Dealerships and associations are working to get bottled water to the areas that need it most. According to Grace, Culligan of Houston was spared from the floods, and was able to begin packaging and shipping bottled water immediately after the storm. Many other local water dealerships experienced greater levels of damage, but Grace estimated most would be up and running again by mid-September.

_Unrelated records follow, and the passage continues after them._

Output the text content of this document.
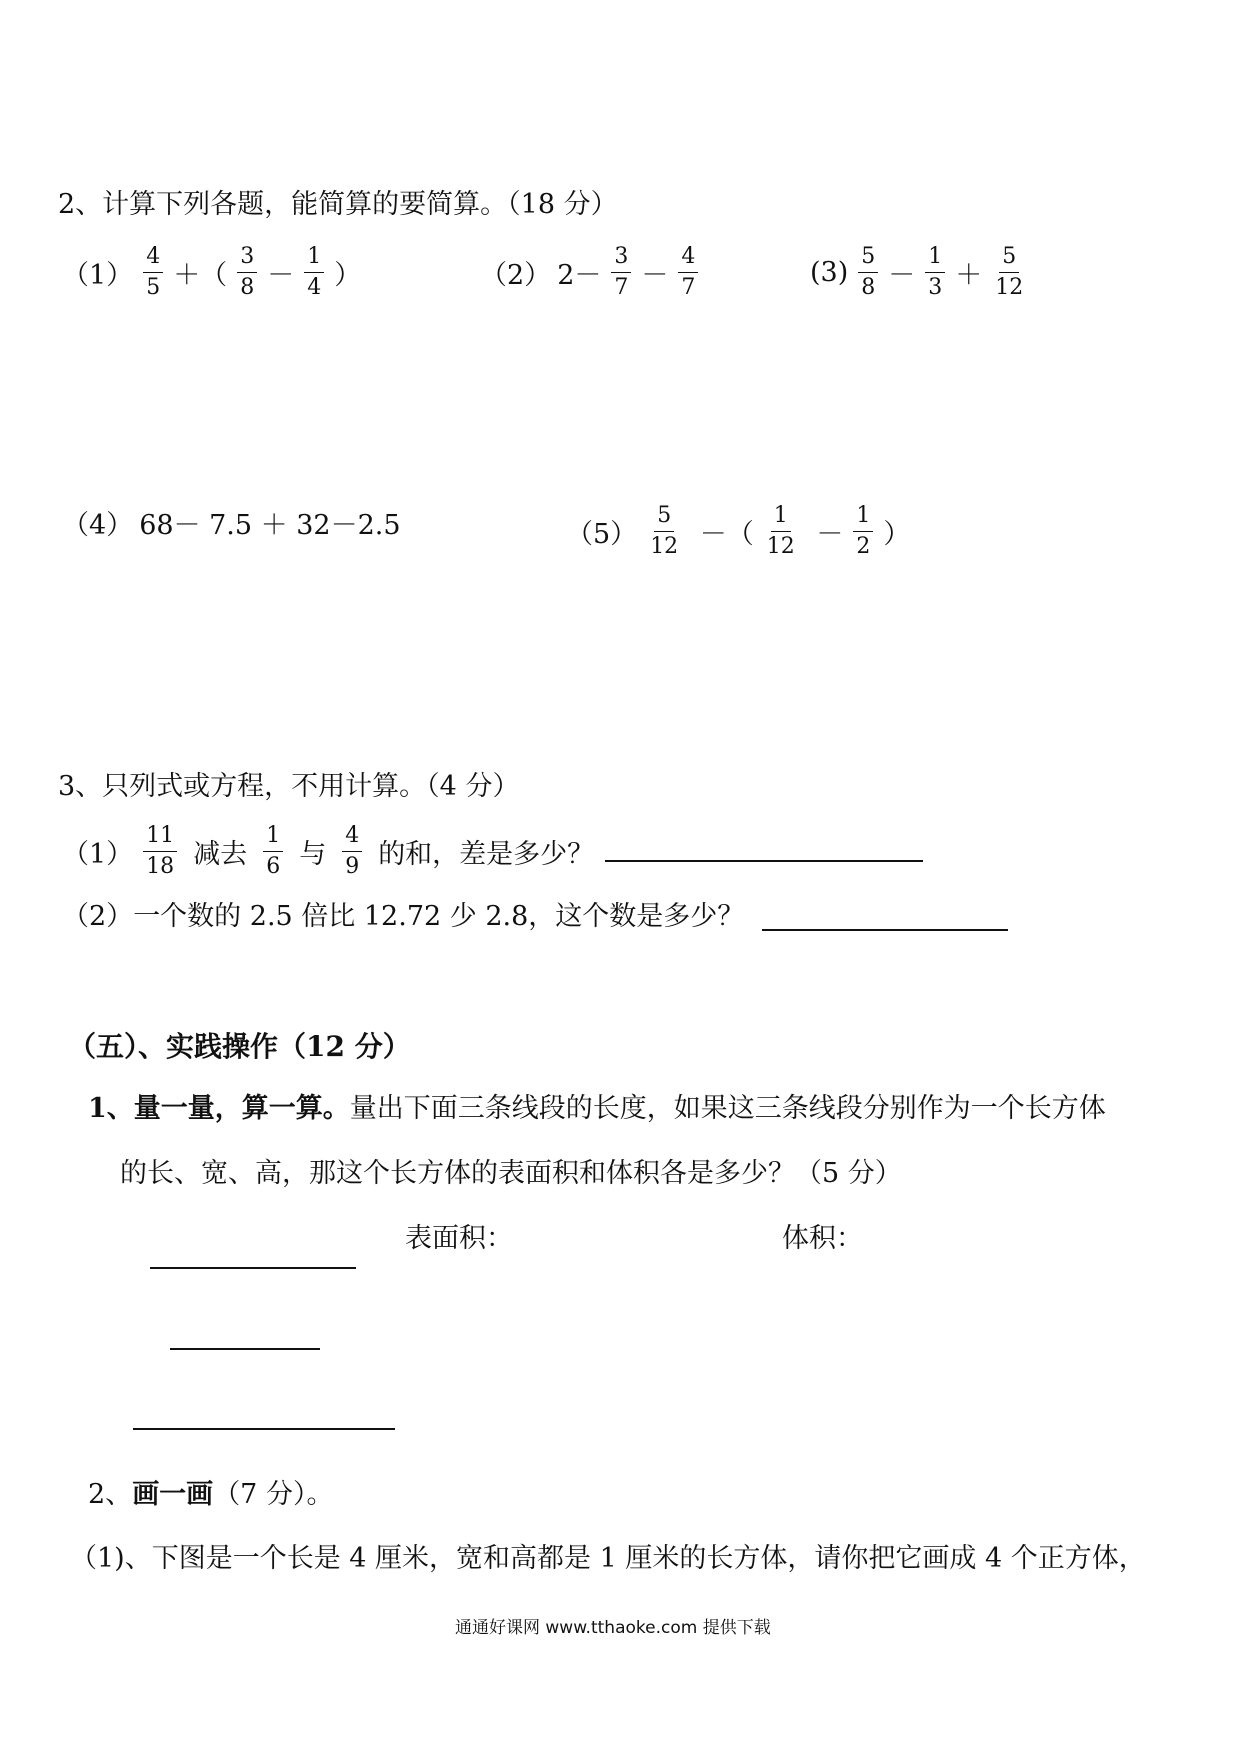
2、计算下列各题，能简算的要简算。（18 分）
$(1) \frac{4}{5}$ ＋（ $\frac{3}{8} - \frac{1}{4}$ ）	（2） $2- \frac{3}{7} - \frac{4}{7}$	$(3) \frac{5}{8} - \frac{1}{3} + \frac{5}{12}$
（4） 68－ 7.5 ＋ 32－2.5	$(5) \frac{5}{12}$ －（ $\frac{1}{12} - \frac{1}{2}$ ）
3、只列式或方程，不用计算。（4 分）
$(1) \frac{11}{18}$ 减去 $\frac{1}{6}$ 与 $\frac{4}{9}$ 的和，差是多少？
（2）一个数的 2.5 倍比 12.72 少 2.8，这个数是多少？
（五）、实践操作（12 分）
1、量一量，算一算。量出下面三条线段的长度，如果这三条线段分别作为一个长方体
的长、宽、高，那这个长方体的表面积和体积各是多少？（5 分）
表面积：	体积：
2、画一画（7 分）。
（1)、下图是一个长是 4 厘米，宽和高都是 1 厘米的长方体，请你把它画成 4 个正方体，
通通好课网 www.tthaoke.com 提供下载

Dealerships in other areas of the state also have answered the call to provide bottled water. Bob Boerner, president of Culligan Southwest Inc., based in San Antonio, said his dealership has been sending small-pack water to the affected region with the help of grocery chain H.E.B. “[H.E.B. has] been very good about donating their trucks lines and stuff, so we’ve been taking two pallets a day over to their warehouse on the east side, and then they take it where they’re most needed,” Boerner said. “I was hearing from someone [who] was driving back from the Houston area toward San Antonio that they had a Texas state trooper escort of the H.E.B. convoy headed over toward the Houston area the other day, so that’s a good thing too.” The dealership is working on producing “one-way” 4-gal bottles of water that can be sent to hurricane victims to use and recycle.

Preparing for Natural Disasters

WQA initiated similar efforts to raise awareness of water quality concerns for those in the Hurricane Irma’s predicted path in Florida, including a member phone call and press releases on preparation for and recovery from the storm. 

Grace realized the value in these types of advanced notifications when she finally was able to return to her office after Hurricane Harvey. She provided the same information on boil water alerts and water contamination TWQA sent out to its members to the other tenants in her office. One woman told Grace that she and her elderly mother had been drinking the tap water “like crazy” since the storm—even though the boil water alert in their town had been lifted just that day. The woman and her mother had been without power and phones, so they were unaware of the alert. 

“Notifying the people now [who] have been affected is important,” Grace said, but “we need to make sure to stay in touch with the press [so] we make sure we can keep this information visible to people so they know they need to plan ahead ... They need to make sure they have [the boil order] information ready, handy, and just assume that it’s there until they hear otherwise.”